Она знала это примерно класса с шестого. Или с пятого? Кажется, именно тогда, впервые поймав его пристальный, внимательный взгляд, Таня почувствовала себя красивой. И особенной! С тех пор Олег всегда был рядом – молчаливый, преданный... и гордый. Он ни разу не попытался сделать первый шаг, ни разу не сказал Тане о своих чувствах... А Витька Потапов сказал.
Таня отлично помнила, что, впервые целуясь с Витькой, она думала об Олеге, о том, какую причинит ему боль. И на секунду даже испытала мстительное удовольствие: «Ну, что ж, Скворцов, получай! Не захотел открыто за мной ухаживать, нашлись другие, не хуже». Господи, какая же она дура! Просто несусветная дура. Возможно, он так сильно ее любил и так сильно боялся отказа, что именно поэтому ничего не предпринимал. Как будто чувствовал, что Таня может разбить ему сердце.
И вот теперь все перевернулось с ног на голову. После разрыва с Витькой она иначе взглянула на мир, на людей, которые ее окружают... И у нее словно открылись глаза. Оказывается, рядом с ней – только руку протяни! – все это время находился лучший мужчина на свете. Умный, благородный, чуткий, внимательный... Такой, о каких романтические девушки грезят долгими дождливыми ночами. Таня потянулась ему навстречу и... И внезапно обнаружила, что упустила свое счастье. Вероятно, даже самые верные рыцари могут дрогнуть, если потеряют надежду. Таня сама отобрала у Олега надежду, и случилось непредвиденное – он полюбил другую. Поразительным было то, что эта другая оказалась новой Витькиной пассией.
– Ты там случайно не окочурилась? – с опаской спросила Зоя, покашляв в телефонную трубку. – Чего молчишь?
– Я думаю, – ответила Таня.
– И что? – агрессивно уточнила подруга. – Надумала что-нибудь умное?
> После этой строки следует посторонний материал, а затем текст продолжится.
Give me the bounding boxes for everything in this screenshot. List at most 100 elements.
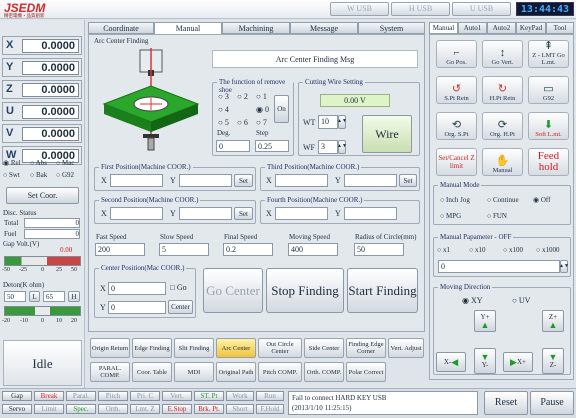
paral-comp-button[interactable]: PARAL. COMP. xyxy=(90,362,130,382)
shoe-radio-6[interactable]: ○ 6 xyxy=(237,118,248,127)
param-value-input[interactable]: 0 xyxy=(438,260,560,273)
center-go-checkbox[interactable]: □ Go xyxy=(170,283,187,292)
coord-radio-abs[interactable]: ○ Abs xyxy=(30,159,47,167)
center-x-input[interactable]: 0 xyxy=(108,282,166,295)
tab-system[interactable]: System xyxy=(358,22,425,34)
p1-x-input[interactable] xyxy=(110,174,163,187)
origin-return-button[interactable]: Origin Return xyxy=(90,338,130,358)
h-pt-retn-button[interactable]: ↻ H.Pt Retn xyxy=(482,76,523,104)
jog-x-minus-button[interactable]: X- ◀ xyxy=(436,352,466,372)
tab-right-manual[interactable]: Manual xyxy=(429,22,458,34)
mode-radio-inch-jog[interactable]: ○ Inch Jog xyxy=(440,196,470,204)
wt-input[interactable]: 10 xyxy=(318,115,338,129)
mode-radio-mpg[interactable]: ○ MPG xyxy=(440,212,461,220)
p3-x-input[interactable] xyxy=(275,174,328,187)
p3-set-button[interactable]: Set xyxy=(399,174,417,187)
go-pos-button[interactable]: ⌐ Go Pos. xyxy=(436,40,477,68)
jog-x-plus-button[interactable]: ▶ X+ xyxy=(503,352,533,372)
shoe-radio-5[interactable]: ○ 5 xyxy=(218,118,229,127)
param-spinner[interactable]: ▲▼ xyxy=(559,260,569,273)
param-radio-x1[interactable]: ○ x1 xyxy=(437,246,450,254)
s-pt-retn-button[interactable]: ↺ S.Pt Retn xyxy=(436,76,477,104)
arc-center-button[interactable]: Arc Center xyxy=(216,338,256,358)
shoe-radio-4[interactable]: ○ 4 xyxy=(218,105,229,114)
shoe-radio-0[interactable]: ◉ 0 xyxy=(256,105,269,114)
p2-set-button[interactable]: Set xyxy=(234,207,253,220)
finding-edge-corner-button[interactable]: Finding Edge Corner xyxy=(346,338,386,358)
soft-lmt-button[interactable]: ⬇ Soft L.mt. xyxy=(528,112,569,140)
tab-coordinate[interactable]: Coordinate xyxy=(88,22,154,34)
tab-right-tool[interactable]: Tool xyxy=(546,22,574,34)
stop-finding-button[interactable]: Stop Finding xyxy=(266,268,344,313)
start-finding-button[interactable]: Start Finding xyxy=(347,268,418,313)
mdi-button[interactable]: MDI xyxy=(174,362,214,382)
coord-radio-rel[interactable]: ◉ Rel xyxy=(3,159,21,167)
p2-y-input[interactable] xyxy=(179,207,232,220)
reset-button[interactable]: Reset xyxy=(484,391,528,415)
jog-z-plus-button[interactable]: Z+ ▲ xyxy=(542,310,564,332)
shoe-on-button[interactable]: On xyxy=(274,95,289,123)
tab-right-auto2[interactable]: Auto2 xyxy=(487,22,516,34)
set-coor-button[interactable]: Set Coor. xyxy=(6,187,79,204)
g92-button[interactable]: ▭ G92 xyxy=(528,76,569,104)
shoe-radio-1[interactable]: ○ 1 xyxy=(256,92,267,101)
polar-correct-button[interactable]: Polar Correct xyxy=(346,362,386,382)
side-center-button[interactable]: Side Center xyxy=(304,338,344,358)
final-speed-input[interactable]: 0.2 xyxy=(223,243,273,256)
param-radio-x10[interactable]: ○ x10 xyxy=(469,246,485,254)
shoe-radio-7[interactable]: ○ 7 xyxy=(256,118,267,127)
tab-right-auto1[interactable]: Auto1 xyxy=(458,22,487,34)
deton-left-value[interactable]: 50 xyxy=(4,291,26,302)
wf-input[interactable]: 3 xyxy=(318,140,338,154)
p4-x-input[interactable] xyxy=(275,207,328,220)
go-lmt-button[interactable]: ⇞ Z - LMT Go L.mt. xyxy=(528,40,569,68)
mode-radio-off[interactable]: ◉ Off xyxy=(533,196,550,204)
shoe-radio-3[interactable]: ○ 3 xyxy=(218,92,229,101)
deg-input[interactable]: 0 xyxy=(216,140,250,152)
dir-radio-uv[interactable]: ○ UV xyxy=(512,296,530,305)
tab-manual[interactable]: Manual xyxy=(154,22,222,34)
feed-hold-button[interactable]: Feed hold xyxy=(528,148,569,176)
center-y-input[interactable]: 0 xyxy=(108,301,166,314)
coord-radio-g92[interactable]: ○ G92 xyxy=(56,171,74,179)
mode-radio-fun[interactable]: ○ FUN xyxy=(487,212,507,220)
coord-radio-bak[interactable]: ○ Bak xyxy=(30,171,47,179)
tab-machining[interactable]: Machining xyxy=(222,22,290,34)
radius-input[interactable]: 50 xyxy=(354,243,404,256)
wt-spinner[interactable]: ▲▼ xyxy=(337,115,347,129)
center-button[interactable]: Center xyxy=(168,300,193,314)
coord-radio-mac[interactable]: ○ Mac xyxy=(56,159,74,167)
mode-radio-continue[interactable]: ○ Continue xyxy=(487,196,519,204)
shoe-radio-2[interactable]: ○ 2 xyxy=(237,92,248,101)
dir-radio-xy[interactable]: ◉ XY xyxy=(462,296,483,305)
tab-right-keypad[interactable]: KeyPad xyxy=(516,22,546,34)
slit-finding-button[interactable]: Slit Finding xyxy=(174,338,214,358)
deton-h-button[interactable]: H xyxy=(68,291,80,302)
go-center-button[interactable]: Go Center xyxy=(203,268,263,313)
vert-adjust-button[interactable]: Vert. Adjust xyxy=(388,338,424,358)
manual-button[interactable]: ✋ Manual xyxy=(482,148,523,176)
pitch-comp-button[interactable]: Pitch COMP. xyxy=(258,362,302,382)
fast-speed-input[interactable]: 200 xyxy=(95,243,145,256)
go-vert-button[interactable]: ↕ Go Vert. xyxy=(482,40,523,68)
step-input[interactable]: 0.25 xyxy=(255,140,289,152)
set-cancel-z-limit-button[interactable]: Set/Cancel Z limit xyxy=(436,148,477,176)
param-radio-x1000[interactable]: ○ x1000 xyxy=(536,246,559,254)
original-path-button[interactable]: Original Path xyxy=(216,362,256,382)
moving-speed-input[interactable]: 400 xyxy=(288,243,338,256)
coor-table-button[interactable]: Coor. Table xyxy=(132,362,172,382)
jog-y-minus-button[interactable]: ▼ Y- xyxy=(474,348,496,374)
wire-button[interactable]: Wire xyxy=(362,115,412,153)
wf-spinner[interactable]: ▲▼ xyxy=(337,140,347,154)
edge-finding-button[interactable]: Edge Finding xyxy=(132,338,172,358)
org-h-pt-button[interactable]: ⟳ Org. H.Pt xyxy=(482,112,523,140)
jog-z-minus-button[interactable]: ▼ Z- xyxy=(542,348,564,374)
jog-y-plus-button[interactable]: Y+ ▲ xyxy=(474,310,496,332)
p1-y-input[interactable] xyxy=(179,174,232,187)
tab-message[interactable]: Message xyxy=(290,22,358,34)
deton-right-value[interactable]: 65 xyxy=(43,291,65,302)
pause-button[interactable]: Pause xyxy=(530,391,574,415)
param-radio-x100[interactable]: ○ x100 xyxy=(503,246,523,254)
coord-radio-swt[interactable]: ○ Swt xyxy=(3,171,20,179)
p1-set-button[interactable]: Set xyxy=(234,174,253,187)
– Надумала. Поеду с Павлом в его французский домик, а потом дождусь сюрприза. Может быть, сюрприз будет столь впечатляющим, что примирит меня с ситуацией. Олегу я не нужна, и мне теперь все равно, с кем быть. Оставаться одна я не хочу. Мне предыдущая командировка нелегко далась. Павел подбивал клинья, а я хранила верность Витьке. Зачем, спрашивается?
– Ты прямо как Марья-искусница из фильма для детишек: «Что воля, что неволя – все равно!» – процитировала Зоя. – Я все надеюсь, вдруг твой Пожидаев тебя расшевелит? Может быть, ты к нему несправедлива! Ловелас, циник... А он на самом деле окажется отличным парнем!
– Тебе бы сказочницей быть, – усмехнулась Таня. – Но знаешь, я рада, что ты со мной поболтала. Есть у тебя такая удивительная способность обнажать проблемы. Благодаря твоим дурацким сентенциям я как-то сразу начинаю все четко понимать.
– Это не дурацкие сентенции, а жемчужины здравого смысла. А здравый смысл – венец моей сложной биографии, – парировала Зоя. – Ладно, пока, а то мы и так кучу денег проговорили. Злой дядя Роуминг сидит в телефоне и опустошает наши мобильные счета. И не будь свиньей – когда узнаешь про сюрприз, позвони! А то я лопну от любопытства.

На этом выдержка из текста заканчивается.